President Biden recently signed an executive order to free $7 billion Afghanistan assets in the Federal Reserve in New York City and to split them between humanitarian aid for starving, freezing and sick Afghanis and surviving relatives of the September 11 attacks.

What is crucially wrong – historically and morally – with this decision?

First, the U.S. is stealing the Afghani people’s money in not returning their full $7 billion in the Federal Reserve Bank, contributing to their economic desperation and threatening to cause more deaths from starvation and illness than civilians we killed in our 20-year futile and failed war there. The former U.S.-supported Afghan President Hamid Karzai has called on Biden to reverse his decision — a decision he calls “unjust,” “unfair,” and an “atrocity”— and return the full $7 billion to the Afghan Central Bank.

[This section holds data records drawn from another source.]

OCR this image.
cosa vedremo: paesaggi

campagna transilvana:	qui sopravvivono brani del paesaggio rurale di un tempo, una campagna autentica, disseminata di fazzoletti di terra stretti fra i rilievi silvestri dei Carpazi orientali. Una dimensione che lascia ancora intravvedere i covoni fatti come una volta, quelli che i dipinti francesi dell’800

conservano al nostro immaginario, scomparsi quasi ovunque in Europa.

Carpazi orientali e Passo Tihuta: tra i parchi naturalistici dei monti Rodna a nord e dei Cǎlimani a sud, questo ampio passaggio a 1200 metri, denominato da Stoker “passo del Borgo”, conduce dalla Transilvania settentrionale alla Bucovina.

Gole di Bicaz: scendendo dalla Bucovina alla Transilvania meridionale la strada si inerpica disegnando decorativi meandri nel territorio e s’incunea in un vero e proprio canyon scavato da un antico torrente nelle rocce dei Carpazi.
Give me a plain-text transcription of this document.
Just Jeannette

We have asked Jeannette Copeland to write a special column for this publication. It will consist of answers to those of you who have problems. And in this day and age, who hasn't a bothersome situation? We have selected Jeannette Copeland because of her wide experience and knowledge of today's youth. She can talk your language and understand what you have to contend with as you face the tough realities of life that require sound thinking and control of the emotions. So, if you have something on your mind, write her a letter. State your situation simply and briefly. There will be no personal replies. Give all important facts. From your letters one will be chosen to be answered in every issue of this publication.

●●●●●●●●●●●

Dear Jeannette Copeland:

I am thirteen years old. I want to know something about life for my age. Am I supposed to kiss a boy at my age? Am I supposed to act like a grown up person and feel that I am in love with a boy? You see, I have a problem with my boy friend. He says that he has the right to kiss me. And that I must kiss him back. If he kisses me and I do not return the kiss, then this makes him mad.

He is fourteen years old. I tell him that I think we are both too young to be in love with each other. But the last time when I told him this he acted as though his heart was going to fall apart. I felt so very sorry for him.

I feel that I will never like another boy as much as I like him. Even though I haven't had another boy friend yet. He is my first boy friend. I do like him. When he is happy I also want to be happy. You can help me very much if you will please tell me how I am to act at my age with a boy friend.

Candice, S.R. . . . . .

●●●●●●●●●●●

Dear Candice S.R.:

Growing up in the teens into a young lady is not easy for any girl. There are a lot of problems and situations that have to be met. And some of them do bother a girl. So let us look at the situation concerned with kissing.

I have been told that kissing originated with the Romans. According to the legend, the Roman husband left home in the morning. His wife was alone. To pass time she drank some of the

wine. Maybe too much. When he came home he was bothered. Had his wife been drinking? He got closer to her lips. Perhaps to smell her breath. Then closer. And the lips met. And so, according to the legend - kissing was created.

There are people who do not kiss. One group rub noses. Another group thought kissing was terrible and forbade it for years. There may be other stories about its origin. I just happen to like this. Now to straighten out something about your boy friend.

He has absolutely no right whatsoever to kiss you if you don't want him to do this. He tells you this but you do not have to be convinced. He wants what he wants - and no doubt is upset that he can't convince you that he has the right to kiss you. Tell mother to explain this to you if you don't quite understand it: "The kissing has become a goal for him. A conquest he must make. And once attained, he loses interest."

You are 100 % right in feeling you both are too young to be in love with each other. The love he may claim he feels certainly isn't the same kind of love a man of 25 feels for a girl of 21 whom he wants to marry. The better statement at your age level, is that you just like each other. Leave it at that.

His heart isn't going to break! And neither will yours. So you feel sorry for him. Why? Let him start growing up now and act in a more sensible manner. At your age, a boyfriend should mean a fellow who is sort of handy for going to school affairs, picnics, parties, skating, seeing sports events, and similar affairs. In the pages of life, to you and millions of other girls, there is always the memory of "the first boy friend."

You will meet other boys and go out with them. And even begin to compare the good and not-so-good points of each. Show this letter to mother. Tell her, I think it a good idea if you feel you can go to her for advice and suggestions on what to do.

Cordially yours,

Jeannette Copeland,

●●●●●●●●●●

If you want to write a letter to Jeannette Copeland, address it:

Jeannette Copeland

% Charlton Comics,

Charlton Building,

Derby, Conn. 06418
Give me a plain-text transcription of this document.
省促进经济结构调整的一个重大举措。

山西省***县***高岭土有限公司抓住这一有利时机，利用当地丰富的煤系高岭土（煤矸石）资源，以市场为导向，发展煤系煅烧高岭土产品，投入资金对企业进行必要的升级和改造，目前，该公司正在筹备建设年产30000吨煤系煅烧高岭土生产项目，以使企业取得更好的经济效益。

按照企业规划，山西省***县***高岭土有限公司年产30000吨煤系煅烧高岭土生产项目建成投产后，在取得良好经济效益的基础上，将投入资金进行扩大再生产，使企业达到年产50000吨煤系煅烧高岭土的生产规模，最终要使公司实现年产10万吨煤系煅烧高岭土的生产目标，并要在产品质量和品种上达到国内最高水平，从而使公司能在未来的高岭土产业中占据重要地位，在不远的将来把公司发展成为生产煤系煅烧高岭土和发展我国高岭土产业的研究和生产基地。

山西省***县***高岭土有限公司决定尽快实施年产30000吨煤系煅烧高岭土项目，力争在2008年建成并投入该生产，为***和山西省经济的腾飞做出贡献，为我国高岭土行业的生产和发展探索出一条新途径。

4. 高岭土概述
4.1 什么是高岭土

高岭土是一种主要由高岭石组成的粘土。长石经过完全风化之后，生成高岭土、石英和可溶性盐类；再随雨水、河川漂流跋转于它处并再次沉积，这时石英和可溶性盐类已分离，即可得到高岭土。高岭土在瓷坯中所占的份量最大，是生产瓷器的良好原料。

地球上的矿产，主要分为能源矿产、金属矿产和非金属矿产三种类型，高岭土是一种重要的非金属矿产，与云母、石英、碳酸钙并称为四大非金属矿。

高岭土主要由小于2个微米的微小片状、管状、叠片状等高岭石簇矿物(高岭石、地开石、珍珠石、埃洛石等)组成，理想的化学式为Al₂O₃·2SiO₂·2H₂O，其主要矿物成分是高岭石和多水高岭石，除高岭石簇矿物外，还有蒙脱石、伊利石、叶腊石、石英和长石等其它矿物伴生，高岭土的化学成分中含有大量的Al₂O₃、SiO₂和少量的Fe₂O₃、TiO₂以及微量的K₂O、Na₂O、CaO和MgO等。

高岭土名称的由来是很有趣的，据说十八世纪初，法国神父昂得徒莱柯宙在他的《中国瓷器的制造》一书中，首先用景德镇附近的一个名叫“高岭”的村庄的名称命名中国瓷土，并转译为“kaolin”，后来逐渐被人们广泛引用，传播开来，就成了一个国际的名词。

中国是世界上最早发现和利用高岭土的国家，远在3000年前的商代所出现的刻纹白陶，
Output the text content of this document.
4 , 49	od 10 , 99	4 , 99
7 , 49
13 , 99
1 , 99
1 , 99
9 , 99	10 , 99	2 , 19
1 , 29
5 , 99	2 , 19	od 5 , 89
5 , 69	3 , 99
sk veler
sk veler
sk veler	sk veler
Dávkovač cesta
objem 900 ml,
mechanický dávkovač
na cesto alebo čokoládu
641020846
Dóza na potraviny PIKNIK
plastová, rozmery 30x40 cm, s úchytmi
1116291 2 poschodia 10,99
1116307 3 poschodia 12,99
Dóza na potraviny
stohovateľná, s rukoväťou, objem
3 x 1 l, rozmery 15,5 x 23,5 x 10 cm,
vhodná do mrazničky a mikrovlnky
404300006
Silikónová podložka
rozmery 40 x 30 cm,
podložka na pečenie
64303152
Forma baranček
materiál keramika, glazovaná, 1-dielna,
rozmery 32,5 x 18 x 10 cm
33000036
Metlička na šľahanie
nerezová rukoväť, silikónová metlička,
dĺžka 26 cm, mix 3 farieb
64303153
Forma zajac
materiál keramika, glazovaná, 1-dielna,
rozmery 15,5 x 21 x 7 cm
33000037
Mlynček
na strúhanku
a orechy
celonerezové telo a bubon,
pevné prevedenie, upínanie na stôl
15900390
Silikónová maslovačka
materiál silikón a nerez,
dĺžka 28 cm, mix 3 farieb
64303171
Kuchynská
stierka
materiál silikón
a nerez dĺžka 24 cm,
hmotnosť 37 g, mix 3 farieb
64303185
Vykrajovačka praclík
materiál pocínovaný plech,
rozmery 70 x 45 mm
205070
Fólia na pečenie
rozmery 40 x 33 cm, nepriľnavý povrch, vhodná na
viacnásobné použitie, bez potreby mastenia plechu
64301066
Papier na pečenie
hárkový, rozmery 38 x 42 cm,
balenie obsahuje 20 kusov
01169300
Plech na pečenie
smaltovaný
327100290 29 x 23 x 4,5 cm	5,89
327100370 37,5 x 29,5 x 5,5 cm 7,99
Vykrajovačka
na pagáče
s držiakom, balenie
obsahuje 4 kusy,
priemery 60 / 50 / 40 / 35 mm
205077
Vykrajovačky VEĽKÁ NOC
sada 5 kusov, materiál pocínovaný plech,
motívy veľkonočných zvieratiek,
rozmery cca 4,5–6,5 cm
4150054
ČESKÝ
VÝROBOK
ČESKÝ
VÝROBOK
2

Second, the Afghani people did not plan and attack the United States on 9/11. It was primarily Saudi Arabians, out of anger for the U.S. setting up military bases in their country and perpetrating war in the Middle East. No Afghan people were involved.

Third, the logical and ethical response for reparations for 9/11 surviving families is to withhold the millions of dollars in military aid to Saudi Arabia that our government provides each year and use this “blood money” as compensation for 9/11 victims’ families. Doing so, the U.S. would end its collusion with Saudi Arabia in the most extreme humanitarian crisis today — the military war on Yemen with its bombing of hospitals and schools and blockades of food and medical supplies.

Two-thirds of the 20 million Yemeni people need crucial humanitarian aid (food, shelter, medicines, health care).